Recently, the club held a members-only Château Margaux tasting. “It was a real pleasure,” recalls Thibault Pontallier, the esteemed Bordeaux house’s representative in Asia, who hosted it. “The staff there is very nice, the place is beautiful and the concept is quite new in Asia. It was very exciting for me to see the development of such interesting places dedicated to wine, which show the real commitment, the growing knowledge and genuine interest for wine in Hong Kong.” The club’s inaugural trade tasting last November was devoted to the Hong Kong launch of Roberto Cavalli’s wine line, Cavalli Tenuta Degli Dei, presided over by the fashion designer’s son Tommaso Cavalli, who was visiting from Tuscany.

“We have some interesting old vintages coming in,” Wong discloses of his plans. “We have a 1945 and a 1947 Château Cheval Blanc arriving, most probably in magnum. The wine is still not in Hong Kong yet but we are planning to have them shipped out here soon.” He laughs when asked to reminisce about his own wine history – from his days of drinking supermarket wine as a student during the 1990s at California State University, Northridge to discovering fine wine one night with a bottle of 1991 Château Lafite Rothschild, his Damascus Road moment, after which there was simply no return (though return to Hong Kong he finally did, in 2000). “I used 80 percent of my pocket money purchasing wine when I was in Los Angeles,” he recalls.

He worked for a local wine merchant, Connoisseur Wines, for nine months after leaving the banking profession, and finally struck out on his own by starting One Red Dot Fine Wines in 2002. Not surprisingly, most of what’s on offer at the club comes from that company. “Actually, 99 percent of the wine here is from One Red Dot,” he admits, “but it’s an advantage because it allows us to offer a very reasonable mark-up for the wine. We import directly, so people can get their wines here for a very good price. One Red Dot is a merchant and we can deliver to your home, so it’s completely different. The rent, manpower and operating costs here are a lot more expensive.

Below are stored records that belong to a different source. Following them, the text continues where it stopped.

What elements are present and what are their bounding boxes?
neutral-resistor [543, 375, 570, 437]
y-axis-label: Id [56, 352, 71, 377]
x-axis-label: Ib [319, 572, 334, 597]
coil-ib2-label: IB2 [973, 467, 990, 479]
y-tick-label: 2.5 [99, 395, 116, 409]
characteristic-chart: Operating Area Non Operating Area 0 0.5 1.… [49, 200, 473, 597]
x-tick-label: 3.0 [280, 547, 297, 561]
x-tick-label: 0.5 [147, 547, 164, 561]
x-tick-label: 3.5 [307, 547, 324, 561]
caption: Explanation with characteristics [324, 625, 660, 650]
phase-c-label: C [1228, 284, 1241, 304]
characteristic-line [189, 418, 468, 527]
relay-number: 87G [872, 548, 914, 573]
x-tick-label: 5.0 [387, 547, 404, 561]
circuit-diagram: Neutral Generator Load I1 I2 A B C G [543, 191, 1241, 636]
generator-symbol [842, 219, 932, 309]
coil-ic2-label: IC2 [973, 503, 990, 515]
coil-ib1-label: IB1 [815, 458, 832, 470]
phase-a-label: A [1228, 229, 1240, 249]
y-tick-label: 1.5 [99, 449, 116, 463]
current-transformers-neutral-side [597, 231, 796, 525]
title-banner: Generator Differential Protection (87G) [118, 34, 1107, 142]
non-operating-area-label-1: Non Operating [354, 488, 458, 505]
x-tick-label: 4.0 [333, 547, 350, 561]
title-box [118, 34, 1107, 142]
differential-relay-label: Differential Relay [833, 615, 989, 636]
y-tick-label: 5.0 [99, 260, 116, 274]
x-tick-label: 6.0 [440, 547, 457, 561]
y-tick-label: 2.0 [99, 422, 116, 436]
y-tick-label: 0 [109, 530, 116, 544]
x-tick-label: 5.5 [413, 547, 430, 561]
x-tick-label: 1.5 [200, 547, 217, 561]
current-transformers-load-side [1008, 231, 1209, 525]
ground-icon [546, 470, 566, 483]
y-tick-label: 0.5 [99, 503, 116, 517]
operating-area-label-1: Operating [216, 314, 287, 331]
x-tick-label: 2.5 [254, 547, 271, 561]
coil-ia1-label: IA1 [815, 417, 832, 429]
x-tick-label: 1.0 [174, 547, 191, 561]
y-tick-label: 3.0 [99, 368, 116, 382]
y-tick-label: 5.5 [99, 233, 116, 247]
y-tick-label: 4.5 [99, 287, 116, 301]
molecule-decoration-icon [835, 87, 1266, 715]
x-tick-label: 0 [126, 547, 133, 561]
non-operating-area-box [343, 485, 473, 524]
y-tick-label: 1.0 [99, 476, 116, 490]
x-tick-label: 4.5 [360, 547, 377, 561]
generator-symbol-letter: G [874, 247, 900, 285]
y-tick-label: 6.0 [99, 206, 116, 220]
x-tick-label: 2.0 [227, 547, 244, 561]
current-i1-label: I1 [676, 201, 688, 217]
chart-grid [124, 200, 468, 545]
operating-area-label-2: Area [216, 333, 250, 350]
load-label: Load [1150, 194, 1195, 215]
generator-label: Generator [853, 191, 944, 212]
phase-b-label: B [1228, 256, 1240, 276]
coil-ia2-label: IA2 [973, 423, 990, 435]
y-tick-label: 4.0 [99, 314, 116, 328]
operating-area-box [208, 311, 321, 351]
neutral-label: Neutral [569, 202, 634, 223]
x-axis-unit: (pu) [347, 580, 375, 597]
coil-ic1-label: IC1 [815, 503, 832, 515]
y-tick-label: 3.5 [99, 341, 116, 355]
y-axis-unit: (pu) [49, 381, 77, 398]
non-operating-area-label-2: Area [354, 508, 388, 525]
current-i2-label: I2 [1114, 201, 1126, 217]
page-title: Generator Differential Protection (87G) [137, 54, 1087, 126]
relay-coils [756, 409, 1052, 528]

“It’s quite difficult to get the balance right, but we already have a very good private client base,” he observes. “Most of our Platinum members are my own private clients and they understand why they’re paying extra. We’re not talking about a huge difference – when you open a $1,000 bottle of wine, you just pay $100 more, so that’s just 10 percent.” Luxury, therefore, implies a value-added intangible? “Yes,” he agrees, with a sly grin, “we are selling convenience.”